Funkcjonariusze Wydziału Ruchu Drogowego z Komendy Miejskiej Policji, zostali skierowani do obsługi zdarzenia drogowego na jedno z wrocławskich skrzyżowań. Policjanci na miejscu ustalili, że kierujący osobowym Renault wjechał na skrzyżowanie, kiedy sygnalizator dla jego kierunku ruchu wyświetlał sygnał czerwony. 31-letni kierujący uderzył prowadzonym przez siebie pojazdem w osobową Mazdę, która wytrącone z toru jazdy uderzyła w Hondę.
Powodem lekkomyślnej jazdy wrocławianina był zapewne wypity wcześniej alkohol. Badanie stanu trzeźwości wykazało blisko 2 promile alkoholu w organizmie. Dodatkowo mężczyzna nie korzystał z okularów korekcyjnych, które według kodu na blankiecie prawa jazdy powinien mieć na nosie.
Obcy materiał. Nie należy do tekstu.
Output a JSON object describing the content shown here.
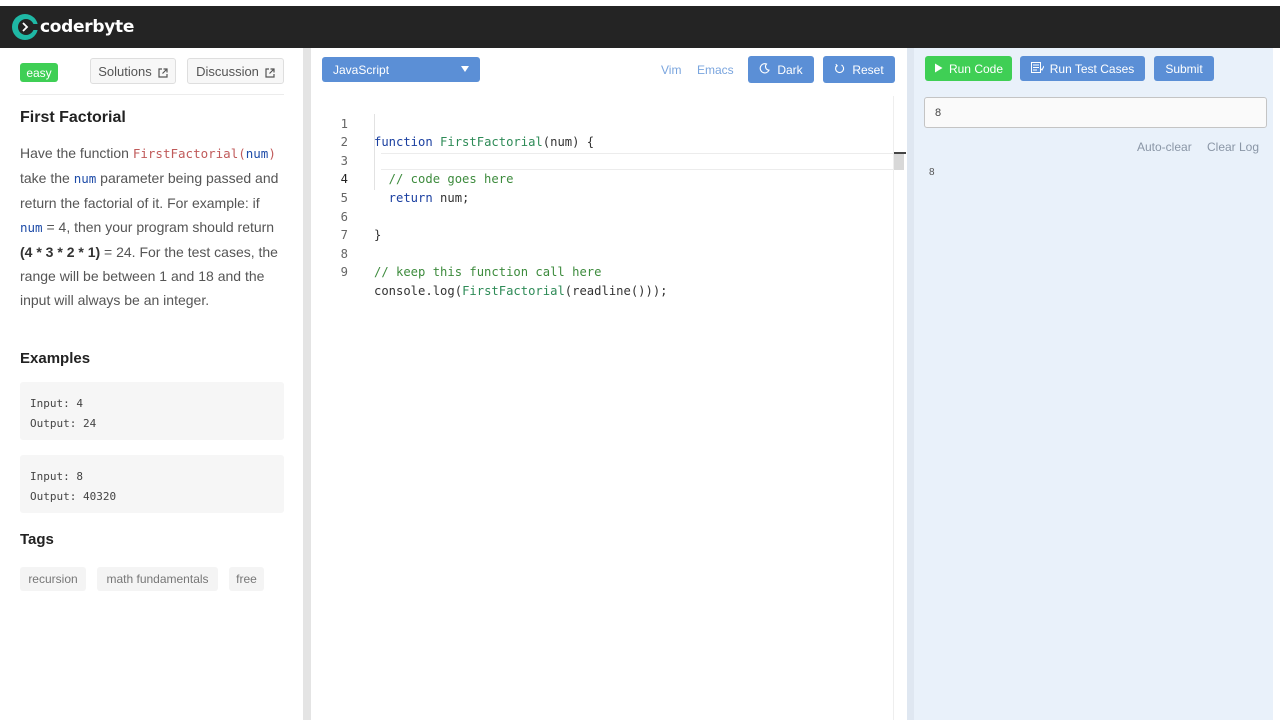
{
  "app": {
    "logo_text": "coderbyte",
    "colors": {
      "topbar": "#242424",
      "accent_blue": "#5b8fd6",
      "accent_green": "#3fcf55",
      "panel_bg": "#e9f1fa"
    }
  },
  "problem": {
    "difficulty": "easy",
    "solutions_label": "Solutions",
    "discussion_label": "Discussion",
    "title": "First Factorial",
    "desc": {
      "p1": "Have the function ",
      "fn_name": "FirstFactorial",
      "paren_open": "(",
      "arg": "num",
      "paren_close": ")",
      "p2": " take the ",
      "arg2": "num",
      "p3": " parameter being passed and return the factorial of it. For example: if ",
      "arg3": "num",
      "p4": " = 4, then your program should return ",
      "bold_expr": "(4 * 3 * 2 * 1)",
      "p5": " = 24. For the test cases, the range will be between 1 and 18 and the input will always be an integer."
    },
    "examples_heading": "Examples",
    "examples": [
      {
        "input": "Input: 4",
        "output": "Output: 24"
      },
      {
        "input": "Input: 8",
        "output": "Output: 40320"
      }
    ],
    "tags_heading": "Tags",
    "tags": [
      "recursion",
      "math fundamentals",
      "free"
    ]
  },
  "editor": {
    "language": "JavaScript",
    "vim_label": "Vim",
    "emacs_label": "Emacs",
    "dark_label": "Dark",
    "reset_label": "Reset",
    "lines": [
      {
        "num": "1",
        "a": "function ",
        "b": "FirstFactorial",
        "c": "(num) {"
      },
      {
        "num": "2"
      },
      {
        "num": "3",
        "comment": "  // code goes here"
      },
      {
        "num": "4",
        "kw": "  return",
        "rest": " num;"
      },
      {
        "num": "5"
      },
      {
        "num": "6",
        "rest": "}"
      },
      {
        "num": "7"
      },
      {
        "num": "8",
        "comment": "// keep this function call here"
      },
      {
        "num": "9",
        "a": "console.log(",
        "b": "FirstFactorial",
        "c": "(readline()));"
      }
    ]
  },
  "runner": {
    "run_code_label": "Run Code",
    "run_tests_label": "Run Test Cases",
    "submit_label": "Submit",
    "input_value": "8",
    "autoclear_label": "Auto-clear",
    "clear_log_label": "Clear Log",
    "log_output": "8"
  }
}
Policjanci zatrzymali dowód rejestracyjny, a także prawo jazdy nieodpowiedzialnego kierującego.
Mężczyzna odpowie przed sądem za swoje zachowanie, a zgodnie z aktualnymi przepisami kierowanie pojazdem mechanicznym w stanie nietrzeźwości bądź pod wpływem środków odurzających zagrożone jest karą pozbawienia wolności do 2 lat.
Policjanci apelują o rozsądek podczas podejmowania decyzji o jeździe samochodem, przypominają, że wypity alkohol znacząco wpływa na możliwości bezpiecznego prowadzenia samochodu, a jazda na tzw. podwójnym gazie niesie za sobą ogromne niebezpieczeństwo.